Groei van Jute: voorwaarden die nodig zijn voor de groei van jute

Groei van Jute: voorwaarden die nodig zijn voor de groei van Jute!

De teelt van jute was wijd verspreid op het Indiase subcontinent, zelfs tijdens de prehistorische periode. Ondanks de lange geschiedenis ontwikkelde de juteteelt zich pas in het begin van de 19e eeuw. De vezel werd voor het eerst gesponnen in Engeland in het jaar 1820 in het graafschap Oxford.

Jute is de vezel verkregen van bepaalde soorten van de Corchorus-familie, lange rietachtige eenjarige planten, die uitgroeien tot een hoogte van 3 tot 3, 7 meter.

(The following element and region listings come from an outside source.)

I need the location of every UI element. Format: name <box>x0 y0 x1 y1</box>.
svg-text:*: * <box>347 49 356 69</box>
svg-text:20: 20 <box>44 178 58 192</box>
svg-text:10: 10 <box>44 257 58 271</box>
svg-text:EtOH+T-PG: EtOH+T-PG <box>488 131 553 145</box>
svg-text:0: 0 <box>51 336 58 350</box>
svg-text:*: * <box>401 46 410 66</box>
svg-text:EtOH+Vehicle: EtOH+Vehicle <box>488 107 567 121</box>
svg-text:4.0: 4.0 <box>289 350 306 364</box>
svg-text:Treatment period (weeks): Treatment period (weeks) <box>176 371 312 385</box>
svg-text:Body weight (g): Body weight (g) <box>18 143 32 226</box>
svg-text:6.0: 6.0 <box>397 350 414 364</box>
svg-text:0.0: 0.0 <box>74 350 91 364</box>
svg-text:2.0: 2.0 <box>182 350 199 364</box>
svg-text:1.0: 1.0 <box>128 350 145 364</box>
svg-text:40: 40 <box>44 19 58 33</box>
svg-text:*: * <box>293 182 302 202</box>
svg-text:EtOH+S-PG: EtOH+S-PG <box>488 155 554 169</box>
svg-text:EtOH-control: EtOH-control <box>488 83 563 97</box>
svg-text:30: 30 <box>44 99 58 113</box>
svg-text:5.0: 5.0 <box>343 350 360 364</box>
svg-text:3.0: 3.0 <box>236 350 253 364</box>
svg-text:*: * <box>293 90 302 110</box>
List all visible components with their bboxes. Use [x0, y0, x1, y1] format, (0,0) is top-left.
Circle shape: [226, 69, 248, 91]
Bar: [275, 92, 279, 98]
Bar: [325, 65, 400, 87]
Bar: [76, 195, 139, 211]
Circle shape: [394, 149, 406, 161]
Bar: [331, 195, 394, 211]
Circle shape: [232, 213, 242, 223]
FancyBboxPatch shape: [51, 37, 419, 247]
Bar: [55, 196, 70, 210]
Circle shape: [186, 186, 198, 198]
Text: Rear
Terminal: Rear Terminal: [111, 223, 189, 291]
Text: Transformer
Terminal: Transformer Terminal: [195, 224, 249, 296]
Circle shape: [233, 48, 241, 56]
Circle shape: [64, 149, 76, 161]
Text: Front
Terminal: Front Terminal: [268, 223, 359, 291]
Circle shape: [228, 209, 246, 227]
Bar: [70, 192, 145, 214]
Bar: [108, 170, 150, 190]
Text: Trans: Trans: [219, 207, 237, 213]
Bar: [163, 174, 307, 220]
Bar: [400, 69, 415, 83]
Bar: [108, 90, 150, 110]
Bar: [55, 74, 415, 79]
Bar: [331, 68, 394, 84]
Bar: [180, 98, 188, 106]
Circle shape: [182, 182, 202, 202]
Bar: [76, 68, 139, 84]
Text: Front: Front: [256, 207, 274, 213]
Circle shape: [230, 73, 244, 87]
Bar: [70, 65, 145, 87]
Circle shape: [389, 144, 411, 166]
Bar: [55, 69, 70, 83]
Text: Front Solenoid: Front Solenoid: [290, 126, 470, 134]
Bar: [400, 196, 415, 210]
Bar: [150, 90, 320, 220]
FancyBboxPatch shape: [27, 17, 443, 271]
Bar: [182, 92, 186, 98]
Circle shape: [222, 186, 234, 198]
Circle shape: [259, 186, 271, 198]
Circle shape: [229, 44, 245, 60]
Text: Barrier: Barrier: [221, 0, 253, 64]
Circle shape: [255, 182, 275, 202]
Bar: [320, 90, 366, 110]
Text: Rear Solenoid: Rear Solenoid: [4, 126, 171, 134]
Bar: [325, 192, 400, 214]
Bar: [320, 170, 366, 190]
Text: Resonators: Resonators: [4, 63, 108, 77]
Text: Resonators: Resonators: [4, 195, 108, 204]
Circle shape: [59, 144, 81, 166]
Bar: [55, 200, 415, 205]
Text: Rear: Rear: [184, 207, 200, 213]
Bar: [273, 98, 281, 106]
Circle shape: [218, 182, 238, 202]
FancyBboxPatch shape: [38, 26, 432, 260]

Jute is een natuurlijk vezel en wordt geëist voor de vervaardiging van jutezakken, jute, tapijten, touwen, dekzeilen, kleden en ruwe doek.

Groeicondities:

Jute is in wezen een tropische plant en vereist hoge temperatuur en hoge neerslag. Het heeft een goed verdeelde regenval nodig, met lichte buien en veel zon in de vroege stadia.

Jute, net als andere vezels, heeft een rijke bodem nodig en gedijt goed op rivieralluvium, vooral waar jaarlijkse overstromingen de vruchtbaarheid van de bodem vernieuwen. De beste kwaliteit jute wordt verkregen uit leemachtige bodems, terwijl de zwaarste opbrengst afkomstig is van kleiachtige gronden.

De alluviale gronden van de lagere Ganga-vallei zijn ideaal. Jute heeft zoveel vocht nodig dat het meestal onder overstromingsomstandigheden groeit.

Jute is een arbeidsintensieve oogst. Het vereist een grote beroepsbevolking tijdens het teelt- en oogstseizoen.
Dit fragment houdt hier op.